Let $K/F$ be an infinite extension and $G = \mathrm{Aut}(K/F)$.
Let $H$ be a subgroup of $G$ with finite index and $K^H$
be the fixed field of $H$. Is it true that $[K^H:F]= (G:H)$?
For finite extension, I verified this
is true. Is it true in infinite case also?
Thanks
Best Answer
KCd's comment answers the question, but let's be a little more explicit. Let $F = \mathbb{Q}(x_1, x_2, ...)$ and let $K = \mathbb{Q}(\sqrt{x_1}, \sqrt{x_2}, ...)$. The Galois group $G = \text{Aut}(K/F)$ is $\prod_{n=1}^{\infty} \mathbb{Z}/2\mathbb{Z}$ with the product topology.
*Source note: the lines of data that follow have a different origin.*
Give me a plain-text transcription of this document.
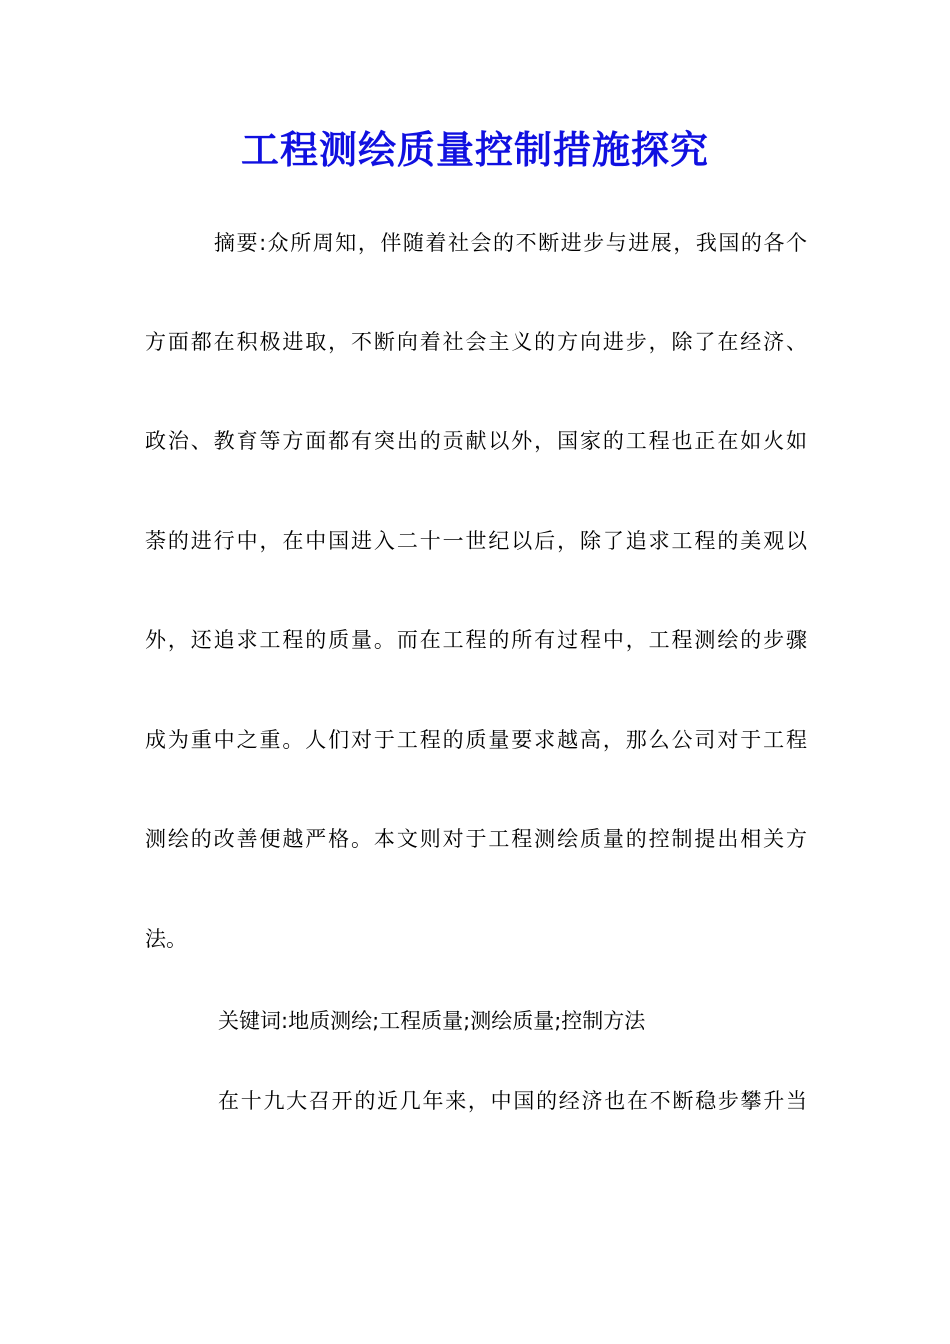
工程测绘质量控制措施探究
摘要:众所周知，伴随着社会的不断进步与进展，我国的各个
方面都在积极进取，不断向着社会主义的方向进步，除了在经济、
政治、教育等方面都有突出的贡献以外，国家的工程也正在如火如
荼的进行中，在中国进入二十一世纪以后，除了追求工程的美观以
外，还追求工程的质量。而在工程的所有过程中，工程测绘的步骤
成为重中之重。人们对于工程的质量要求越高，那么公司对于工程
测绘的改善便越严格。本文则对于工程测绘质量的控制提出相关方
法。
关键词:地质测绘;工程质量;测绘质量;控制方法
在十九大召开的近几年来，中国的经济也在不断稳步攀升当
The subgroup $\bigoplus_{n=1}^{\infty} \mathbb{Z}/2\mathbb{Z}$ is countable, so is a proper subgroup of $G$. Conditional on the axiom of choice (but actually we only need the ultrafilter lemma here) this subgroup is contained in a maximal subgroup $H$. The quotient $G/H$ is a simple group in which every element has order $2$, so must be $\mathbb{Z}/2\mathbb{Z}$.
So $H$ has index $2$. But since it contains the topological generators of $G$ we conclude that $K^H = F$.